I don’t know that I am as cynical about honesty as Billy Joel is in this song. I think it is a virtue that many people admire and aspire to. But there is certainly an abundance of dishonesty in our world. Being trained as a lawyer, I’ve seen plenty of dishonesty. I’m NOT suggesting that all lawyers are dishonest, or even a majority, but there is a subset of lawyers who think that is their job.
When I was in law school, I took a class on arbitration, mediation, and negotiation. One negotiation exercise by the students yielded vastly different sale prices for some fictitious paintings, even though all students started with the same information with which to negotiate the price. During the discussion of the exercise one student stated, “Of course I lied for my ‘client.’ That’s a lawyer’s job.” I was flabergasted by that statement then, and still saddened that there are lawyers who believe that today. Thankfully they are in the minority.

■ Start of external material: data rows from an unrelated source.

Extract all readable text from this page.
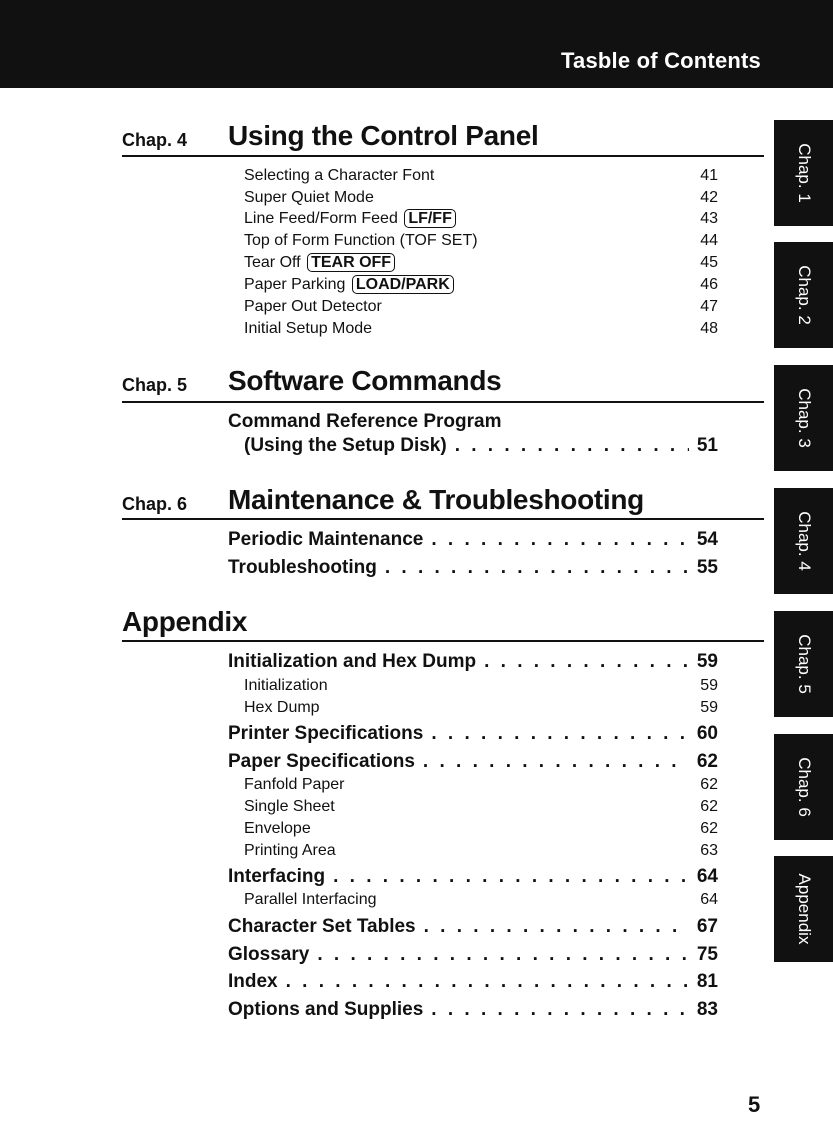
Tasble of Contents
Chap. 4 Using the Control Panel
Selecting a Character Font	41
Super Quiet Mode	42
Line Feed/Form Feed LF/FF	43
Top of Form Function (TOF SET)	44
Tear Off TEAR OFF	45
Paper Parking LOAD/PARK	46
Paper Out Detector	47
Initial Setup Mode	48
Chap. 5 Software Commands
Command Reference Program
(Using the Setup Disk) . . .	51
Chap. 6 Maintenance & Troubleshooting
Periodic Maintenance . . .	54
Troubleshooting . . .	55
Appendix
Initialization and Hex Dump . . .	59
Initialization	59
Hex Dump	59
Printer Specifications . . .	60
Paper Specifications . . .	62
Fanfold Paper	62
Single Sheet	62
Envelope	62
Printing Area	63
Interfacing . . .	64
Parallel Interfacing	64
Character Set Tables . . .	67
Glossary . . .	75
Index . . .	81
Options and Supplies . . .	83
Chap. 1
Chap. 2
Chap. 3
Chap. 4
Chap. 5
Chap. 6
Appendix
5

But the professional realm is not the only place we find dishonesty. Often we are not even honest with ourselves. (If I’m being honest, I used “we” instead of “I” in this sentence so I can spread the blame around a bit and not feel like I’m the only one with this problem. If you are always completely honest with yourself, feel free to leave yourself out of this generalization.) We do something we know we shouldn’t, then rationalize why it was okay or why we should be excused from doing it.
For me, I have a particular “thing” in mind, though I’m not quite ready to be honest with the world about it. I’m working on being honest with myself about it. If recent experience of being honest with myself is indicative of the results, I should jump right on that, because it is very freeing. “The truth will set you free.” John 8:32.
This past summer I did something (again, I’m not going to share the details) that I knew I shouldn’t do. But instead of rationalizing why it was okay, I honestly examined why I had done it and learned from my mistake. I shared what I had done with those who were immediately impacted by my actions and whom I needed to be honest with. The results were amazing. I feared anger and resentment. I received love and forgiveness. And all because I was honest.
Honesty really is the best policy. Especially being honest with ourselves and those who love us. It makes relationships stronger.